El mercado de la primera criptomoneda se encuentra en una fase de incertidumbre, donde el optimismo a corto plazo choca con señales bajistas a largo plazo. Analizando la situación actual, veo un conflicto clásico entre el movimiento impulsivo y la debilidad estructural. El precio de bitcoin se ha recuperado hasta los $64,792, mostrando un crecimiento semanal del 1,59%, pero esto no es suficiente para una ruptura convincente.
Siete señales — cuatro a favor del alza
Mi modelo de evaluación, que incluye siete indicadores clave on-chain, muestra un panorama moderadamente alcista: cuatro señales apuntan hacia arriba, tres hacia abajo. Sin embargo, la fragilidad de este equilibrio es evidente. La adición de una sola señal, basada en el precio realizado, cambia drásticamente el panorama, desplazando la proporción de posiciones alcistas del 100% al 30%. Esto indica que el mercado está al filo de la navaja.
La raíz del problema está en la divergencia entre el impulso a corto plazo y la estructura a largo plazo. Mientras el precio intenta subir, los indicadores fundamentales apuntan a debilidad. El precio promedio de compra entre diferentes grupos de tenedores aún no favorece el crecimiento: los compradores recientes adquirieron bitcoin a un precio más bajo que los inversores a largo plazo (tenedores de 6 a 12 meses). La brecha en el precio promedio entre estos grupos es del -26,3% desde enero, una señal preocupante que a menudo precede a fases de redistribución.
Contexto histórico y qué sigue
La comparación de dos enfoques — impulsivo y estructural — da una comprensión clara del dilema. El modelo impulsivo históricamente ha generado mayores rendimientos, pero con mayores caídas (hasta el 76%). El modelo estructural, por el contrario, limitó la caída máxima a aproximadamente el 40%, centrándose en la preservación del capital. En 2025, el enfoque estructural ya ha demostrado su eficacia, generando ganancias del 23% al 29%, mientras que la simple tenencia del activo resultó en una pérdida de aproximadamente el 34,6%.
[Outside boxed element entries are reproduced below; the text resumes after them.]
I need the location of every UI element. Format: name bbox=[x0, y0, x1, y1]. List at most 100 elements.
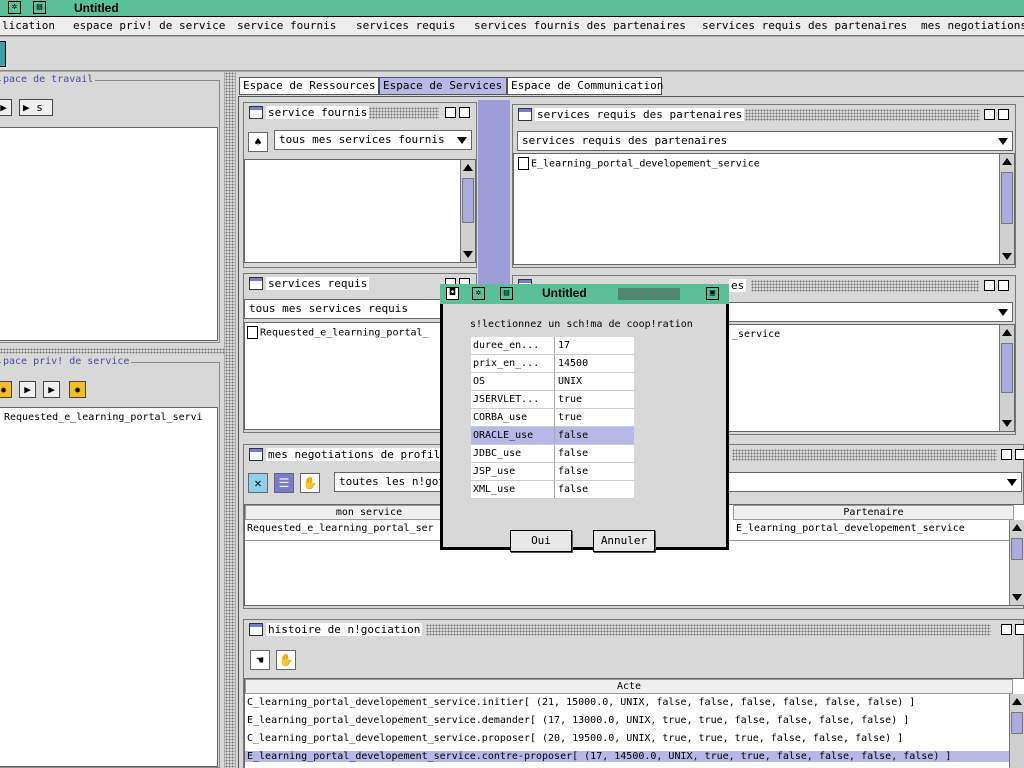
menu-services-fournis-partenaires[interactable]: services fournis des partenaires bbox=[474, 19, 686, 32]
property-row[interactable]: JSP_use false bbox=[471, 463, 634, 481]
property-value[interactable]: UNIX bbox=[554, 373, 634, 390]
scroll-thumb[interactable] bbox=[1001, 343, 1013, 393]
scroll-thumb[interactable] bbox=[462, 178, 474, 223]
gear-icon[interactable]: ✲ bbox=[472, 287, 485, 300]
play-s-button[interactable]: ▶ s bbox=[19, 99, 53, 116]
property-value[interactable]: false bbox=[554, 481, 634, 498]
star-icon[interactable]: ✹ bbox=[0, 381, 12, 398]
property-row[interactable]: OS UNIX bbox=[471, 373, 634, 391]
menu-services-requis[interactable]: services requis bbox=[356, 19, 455, 32]
table-row[interactable]: C_learning_portal_developement_service.p… bbox=[247, 733, 1012, 744]
column-header[interactable]: Partenaire bbox=[733, 505, 1014, 520]
scrollbar[interactable] bbox=[999, 154, 1014, 264]
scrollbar[interactable] bbox=[999, 325, 1014, 431]
menu-application[interactable]: lication bbox=[2, 19, 55, 32]
menu-espace-prive[interactable]: espace priv! de service bbox=[73, 19, 225, 32]
maximize-icon[interactable]: ▣ bbox=[706, 287, 719, 300]
play-icon[interactable]: ▶ bbox=[43, 381, 60, 398]
scroll-thumb[interactable] bbox=[1011, 712, 1023, 734]
scrollbar[interactable] bbox=[460, 160, 475, 262]
property-row[interactable]: duree_en... 17 bbox=[471, 337, 634, 355]
splitter[interactable] bbox=[0, 348, 224, 354]
property-row[interactable]: prix_en_... 14500 bbox=[471, 355, 634, 373]
handshake-icon[interactable]: ✋ bbox=[300, 473, 320, 493]
annuler-button[interactable]: Annuler bbox=[593, 530, 655, 552]
property-row[interactable]: JSERVLET... true bbox=[471, 391, 634, 409]
tools-icon[interactable]: ✕ bbox=[248, 473, 268, 493]
tab-services[interactable]: Espace de Services bbox=[379, 77, 507, 95]
table-row[interactable]: C_learning_portal_developement_service.i… bbox=[247, 697, 1012, 708]
scroll-up-icon[interactable] bbox=[1002, 329, 1012, 336]
list-item[interactable]: _service bbox=[732, 329, 780, 340]
list-item[interactable]: Requested_e_learning_portal_servi bbox=[4, 412, 203, 423]
property-value[interactable]: true bbox=[554, 391, 634, 408]
property-value[interactable]: false bbox=[554, 463, 634, 480]
window-icon[interactable]: ▤ bbox=[500, 287, 513, 300]
minimize-icon[interactable] bbox=[1001, 449, 1012, 460]
maximize-icon[interactable] bbox=[998, 280, 1009, 291]
menu-services-requis-partenaires[interactable]: services requis des partenaires bbox=[702, 19, 907, 32]
hand-point-icon[interactable]: ☚ bbox=[250, 650, 270, 670]
scroll-up-icon[interactable] bbox=[463, 164, 473, 171]
workspace-list[interactable] bbox=[0, 127, 218, 341]
requis-partenaires-combo[interactable]: services requis des partenaires bbox=[517, 131, 1013, 151]
scroll-down-icon[interactable] bbox=[463, 251, 473, 258]
services-icon[interactable]: ♠ bbox=[248, 132, 268, 152]
menu-mes-negotiations[interactable]: mes negotiations bbox=[921, 19, 1024, 32]
private-list[interactable]: Requested_e_learning_portal_servi bbox=[0, 407, 218, 767]
minimize-icon[interactable] bbox=[1001, 624, 1012, 635]
minimize-icon[interactable] bbox=[445, 107, 456, 118]
maximize-icon[interactable] bbox=[998, 109, 1009, 120]
property-row[interactable]: XML_use false bbox=[471, 481, 634, 499]
scroll-down-icon[interactable] bbox=[1012, 594, 1022, 601]
scroll-up-icon[interactable] bbox=[1012, 524, 1022, 531]
scrollbar[interactable] bbox=[1009, 694, 1024, 768]
window-icon[interactable]: ▤ bbox=[33, 1, 46, 14]
requis-partenaires-list[interactable]: E_learning_portal_developement_service bbox=[513, 153, 1015, 265]
oui-button[interactable]: Oui bbox=[510, 530, 572, 552]
table-row[interactable]: E_learning_portal_developement_service.d… bbox=[247, 715, 1012, 726]
toolbar-button[interactable] bbox=[0, 41, 6, 67]
property-value[interactable]: false bbox=[554, 445, 634, 462]
maximize-icon[interactable] bbox=[1015, 449, 1024, 460]
column-header[interactable]: Acte bbox=[245, 679, 1013, 694]
property-row[interactable]: JDBC_use false bbox=[471, 445, 634, 463]
scroll-thumb[interactable] bbox=[1001, 172, 1013, 224]
table-cell[interactable]: Requested_e_learning_portal_ser bbox=[247, 523, 441, 534]
scroll-thumb[interactable] bbox=[1011, 538, 1023, 560]
property-value[interactable]: true bbox=[554, 409, 634, 426]
property-value[interactable]: false bbox=[554, 427, 634, 444]
play-icon[interactable]: ▶ bbox=[0, 99, 12, 116]
play-icon[interactable]: ▶ bbox=[19, 381, 36, 398]
gear-icon[interactable]: ✲ bbox=[8, 1, 21, 14]
property-row[interactable]: ORACLE_use false bbox=[471, 427, 634, 445]
fournis-combo[interactable]: tous mes services fournis bbox=[274, 130, 472, 150]
combo-value: tous mes services requis bbox=[249, 302, 408, 315]
maximize-icon[interactable] bbox=[459, 107, 470, 118]
scroll-up-icon[interactable] bbox=[1012, 698, 1022, 705]
list-item[interactable]: Requested_e_learning_portal_ bbox=[247, 326, 429, 339]
list-icon[interactable]: ☰ bbox=[274, 473, 294, 493]
table-cell[interactable]: E_learning_portal_developement_service bbox=[736, 523, 965, 534]
minimize-icon[interactable] bbox=[984, 280, 995, 291]
list-item[interactable]: E_learning_portal_developement_service bbox=[518, 157, 760, 170]
scroll-down-icon[interactable] bbox=[1002, 253, 1012, 260]
fournis-list[interactable] bbox=[244, 159, 476, 263]
scroll-down-icon[interactable] bbox=[1002, 420, 1012, 427]
star-icon[interactable]: ✹ bbox=[69, 381, 86, 398]
minimize-icon[interactable] bbox=[984, 109, 995, 120]
combo-value: services requis des partenaires bbox=[522, 134, 728, 147]
tab-ressources[interactable]: Espace de Ressources bbox=[239, 77, 379, 95]
scrollbar[interactable] bbox=[1009, 520, 1024, 605]
close-icon[interactable]: ◘ bbox=[446, 287, 459, 300]
property-value[interactable]: 14500 bbox=[554, 355, 634, 372]
vertical-splitter[interactable] bbox=[225, 72, 235, 768]
tab-communication[interactable]: Espace de Communication bbox=[507, 77, 663, 95]
property-value[interactable]: 17 bbox=[554, 337, 634, 354]
handshake-icon[interactable]: ✋ bbox=[276, 650, 296, 670]
property-row[interactable]: CORBA_use true bbox=[471, 409, 634, 427]
table-row-selected[interactable]: E_learning_portal_developement_service.c… bbox=[245, 751, 1013, 762]
maximize-icon[interactable] bbox=[1015, 624, 1024, 635]
menu-service-fournis[interactable]: service fournis bbox=[237, 19, 336, 32]
scroll-up-icon[interactable] bbox=[1002, 158, 1012, 165]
La recuperación actual hasta los $64,800 la considero una señal esperanzadora, pero inestable. El factor clave para determinar la tendencia futura será la capacidad del precio para superar la brecha en los precios de compra entre los grupos de tenedores. Mientras los compradores recientes paguen menos que los experimentados, la estructura de riesgo se mantiene, y corre el riesgo de marcar una dirección bajista para el mercado.
Mi opinión: El mercado está atrapado en una zona de "ni sí, ni no". Una ruptura por encima de los $65,000 con un afianzamiento seguro podría cambiar el panorama a favor de los alcistas, pero por ahora las señales estructurales pesan más que las impulsivas. La paciencia es la mejor arma en esta incertidumbre.